En yüksek artış yıllık yüzde 7,33 ile İzlanda’da. Bu ülkeyi yüzde 3,97 ve 3,96’lık oranlarla Yeni Zelanda ve Şili takip ediyor. Türkiye de yüzde 2,15’lik artışla listenin 15’inci sırasında bulunuyor.

Araştırmacılar, hadiselerin süratli artışının sırrını çözmeye çalışırken, kolon kanseriyle bağlantılı birçok diğer faktör de gündeme geliyor. Örneğin geçtiğimiz ay birçok yiyecekte bulunan bir bakterinin çocukluk yıllarında bedene girmesi halinde kolon kanserini tetikleyebileceği ortaya çıktı. Kelam konusu bakteri, her yıl yüz binlerce kişiyi hasta eden E.coli’ydi.

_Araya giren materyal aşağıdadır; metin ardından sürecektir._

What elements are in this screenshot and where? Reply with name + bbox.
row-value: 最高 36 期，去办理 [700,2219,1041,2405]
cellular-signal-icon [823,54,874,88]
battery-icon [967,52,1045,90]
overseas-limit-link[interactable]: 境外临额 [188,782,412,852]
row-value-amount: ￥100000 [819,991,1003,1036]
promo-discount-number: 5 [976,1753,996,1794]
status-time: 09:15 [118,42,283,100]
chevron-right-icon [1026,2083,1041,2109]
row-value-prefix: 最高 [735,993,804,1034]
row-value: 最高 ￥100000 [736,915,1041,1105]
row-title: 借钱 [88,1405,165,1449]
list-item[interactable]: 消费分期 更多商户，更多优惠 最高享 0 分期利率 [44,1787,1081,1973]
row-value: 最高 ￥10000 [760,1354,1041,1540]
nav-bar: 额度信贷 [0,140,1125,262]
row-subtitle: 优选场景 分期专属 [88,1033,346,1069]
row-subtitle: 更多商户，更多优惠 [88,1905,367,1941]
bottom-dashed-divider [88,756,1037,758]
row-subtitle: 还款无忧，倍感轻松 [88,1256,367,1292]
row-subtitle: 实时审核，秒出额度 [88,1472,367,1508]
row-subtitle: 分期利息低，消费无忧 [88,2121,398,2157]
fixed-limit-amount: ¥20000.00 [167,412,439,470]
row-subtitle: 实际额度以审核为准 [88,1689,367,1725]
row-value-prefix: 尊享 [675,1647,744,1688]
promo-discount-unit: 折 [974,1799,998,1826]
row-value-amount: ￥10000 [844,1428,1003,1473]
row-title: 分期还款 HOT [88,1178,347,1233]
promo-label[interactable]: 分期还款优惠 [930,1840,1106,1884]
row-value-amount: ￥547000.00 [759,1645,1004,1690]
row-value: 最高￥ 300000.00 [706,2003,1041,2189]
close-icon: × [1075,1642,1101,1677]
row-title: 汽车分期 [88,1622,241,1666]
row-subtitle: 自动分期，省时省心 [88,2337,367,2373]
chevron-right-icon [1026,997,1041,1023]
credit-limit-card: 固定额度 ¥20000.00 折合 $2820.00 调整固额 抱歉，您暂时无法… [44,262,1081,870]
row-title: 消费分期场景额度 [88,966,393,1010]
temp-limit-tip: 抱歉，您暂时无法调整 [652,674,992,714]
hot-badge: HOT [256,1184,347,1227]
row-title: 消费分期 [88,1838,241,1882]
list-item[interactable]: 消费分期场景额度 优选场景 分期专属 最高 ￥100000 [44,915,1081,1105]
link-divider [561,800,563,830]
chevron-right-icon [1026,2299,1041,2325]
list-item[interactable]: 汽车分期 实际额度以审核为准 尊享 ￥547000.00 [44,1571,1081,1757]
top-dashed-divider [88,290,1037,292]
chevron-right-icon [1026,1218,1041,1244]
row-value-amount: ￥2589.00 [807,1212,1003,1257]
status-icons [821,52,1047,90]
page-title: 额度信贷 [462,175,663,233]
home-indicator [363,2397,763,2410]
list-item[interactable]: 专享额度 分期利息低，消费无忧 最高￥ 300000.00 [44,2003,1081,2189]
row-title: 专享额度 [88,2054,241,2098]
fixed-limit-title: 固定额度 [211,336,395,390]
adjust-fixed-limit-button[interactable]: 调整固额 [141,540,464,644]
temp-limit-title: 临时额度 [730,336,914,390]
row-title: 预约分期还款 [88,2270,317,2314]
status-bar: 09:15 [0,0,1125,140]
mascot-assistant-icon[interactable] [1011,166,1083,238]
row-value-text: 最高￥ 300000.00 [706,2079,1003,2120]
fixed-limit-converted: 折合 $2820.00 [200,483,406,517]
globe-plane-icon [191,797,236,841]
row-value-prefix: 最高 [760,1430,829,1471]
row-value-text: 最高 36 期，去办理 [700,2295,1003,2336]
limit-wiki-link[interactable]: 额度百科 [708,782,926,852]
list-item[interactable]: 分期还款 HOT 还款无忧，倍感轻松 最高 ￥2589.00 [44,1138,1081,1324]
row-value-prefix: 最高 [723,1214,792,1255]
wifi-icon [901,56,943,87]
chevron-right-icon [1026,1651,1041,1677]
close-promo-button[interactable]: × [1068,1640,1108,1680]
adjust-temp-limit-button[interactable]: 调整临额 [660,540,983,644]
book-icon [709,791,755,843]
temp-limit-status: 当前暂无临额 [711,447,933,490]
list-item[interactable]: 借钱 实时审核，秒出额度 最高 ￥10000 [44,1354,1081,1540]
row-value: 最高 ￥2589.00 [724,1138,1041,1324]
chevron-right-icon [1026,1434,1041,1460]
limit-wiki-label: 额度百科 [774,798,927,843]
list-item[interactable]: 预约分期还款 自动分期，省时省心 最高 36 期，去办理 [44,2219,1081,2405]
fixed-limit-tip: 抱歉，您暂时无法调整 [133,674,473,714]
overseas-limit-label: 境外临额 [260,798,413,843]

California Üniversitesi’nden araştırmacılar, genç kolon kanseri hastalarının DNA’larını tahlil ettiklerinde, sindirim kanallarında tümör oluşumu riskini artırıyor üzere görünen kimi sıra dışı genetik değişimler buldu. Araştırmacılar ayrıyeten 40 yaşın altındaki hastaların tümörlerinde belirli E.Coli cinsleri tarafından üretilen ve kansere ilişkilendirilen bir toksin olan kolibaktin de tespit etti.

E.Coli’nin en bilinen kaynağı az pişmiş dana kıyması. Bu eserin işlenmesi sırasında bakteri yayılımı yaşanabiliyor. Lakin marul ve ıspanak üzere yeşil yapraklı sebzeler de kıymetli birer bulaş kaynağı. Bakteriler bu sebzelere şimdi tarladayken kirli sular yoluyla yahut çiftlik hayvanlarına temas sonucu bulaşabiliyor.

Çiğ süt ve öteki pastörize edilmemiş süt eserleri de risk kaynağı. Ayrıyeten elma, salatalık, filiz üzere çiğ tüketilen bitkisel besinler de bilhassa ılık ve nemli ortamlarda saklandıkları takdirde bakteriler için eksiksiz bir gelişme alanı sağlıyor.

E.Coli eserleri sulamak yahut ekipmanları temizlemek için kirli sular kullanılması halinde bulaşabiliyor. Hijyenik olmayan mutfaklar E. Coli’nin tavuk eti üzere başka eserlere de bulaşmasına yardımcı oluyor.

California Üniversitesi’ndeki araştırmayı yürüten hücresel ve moleküler tıp uzmanı Ludmil Alexandrov, “Bu mutasyon modelleri genomdaki tarihi kayıtlar gibiler ve hayatın erken evrelerinde kolibaktine maruz kalmanın hastalığın erken yaşta ortaya çıkmasında itici güç olduğuna işaret ediyorlar” dedi.

Alexandrov, “Bu durum kanser hakkındaki fikirlerimizi tekrar şekillendiriyor. Sorun yalnızca yetişkinlikte olanlarla alakalı olmayabilir. Hayatın erken periyodundaki tahminen de birinci birkaç yıldaki olaylardan etkileniyor olabilirler. Bu cins araştırmaların devam etmesi, kanserin çok geç olmadan önlenmesi ve tedavi edilmesi tarafındaki global eforda kritik olabilir” tabirlerini kullandı.